Также в палатке присутствовал наблюдатель из офицерского состава, в данном случае это был капитан Лубяной из взвода управления. Его обязанностью являлось следить за техническим выполнением процедур, чтобы не допустить баловства или пристрастного отношения старослужащих к молодым.
Я, конечно, изрядно нервничал, как перед любым столкновением с чем-то незнакомым и опасным, а потом перестал. Наверное, просто перегорел, поскольку очередь продвигалась не слишком быстро, да и, если вдуматься, ничего особенного произойти было не должно. Все предстоящие действия и в самом деле были не раз отработаны на бесчисленных учебных занятиях, разве что без самого наличия отравляющих веществ, но это не страшно. Просто нужно будет быть предельно собранным, только и всего. Главное, не следует торопиться, делать все как учили, включая набирание воздуха в грудь, задержку дыхания с последующим продуванием маски и тому подобное. Еще можно было сказать спасибо, что командирами было великодушно дозволено надеть противогазы перед входом в палатку, потому что согласно нормативам это, кажется, полагалось делать в самой палатке, что увеличивало шансы надышаться едкой гадости…

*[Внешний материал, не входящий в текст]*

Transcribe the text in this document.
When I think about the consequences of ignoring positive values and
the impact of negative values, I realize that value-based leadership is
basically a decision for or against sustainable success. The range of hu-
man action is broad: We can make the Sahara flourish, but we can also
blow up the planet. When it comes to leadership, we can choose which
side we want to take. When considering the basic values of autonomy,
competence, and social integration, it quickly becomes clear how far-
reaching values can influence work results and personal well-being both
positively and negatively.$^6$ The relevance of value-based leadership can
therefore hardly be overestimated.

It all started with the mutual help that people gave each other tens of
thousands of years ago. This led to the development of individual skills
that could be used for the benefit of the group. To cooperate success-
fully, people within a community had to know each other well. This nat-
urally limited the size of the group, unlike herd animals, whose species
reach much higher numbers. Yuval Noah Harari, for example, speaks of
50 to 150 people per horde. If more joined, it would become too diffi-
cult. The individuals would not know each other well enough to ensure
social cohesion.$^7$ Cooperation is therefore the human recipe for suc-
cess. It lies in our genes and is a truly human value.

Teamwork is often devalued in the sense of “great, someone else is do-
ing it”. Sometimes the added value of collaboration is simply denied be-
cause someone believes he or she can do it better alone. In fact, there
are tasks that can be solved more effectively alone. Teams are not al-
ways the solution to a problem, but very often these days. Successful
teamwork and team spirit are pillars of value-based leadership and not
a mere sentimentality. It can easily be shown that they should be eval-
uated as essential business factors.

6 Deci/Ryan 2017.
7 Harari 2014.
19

Все прошло так, как я и предполагал, то есть вполне удачно. С «перебитой» трубкой я справился успешно, а больше не было ничего сложного, поэтому из палатки я выбрался целым и невредимым. Я не только не наглотался газа ни грамма, но у меня даже не запотели стекла, чего я боялся больше всего, хотя и это, по сути, было ерундой, не более чем моральным неудобством, поскольку все можно было сделать на ощупь. Да и без того все почти так и происходило, поскольку два полупрозрачных палаточных окна являлись источниками света весьма и весьма условными.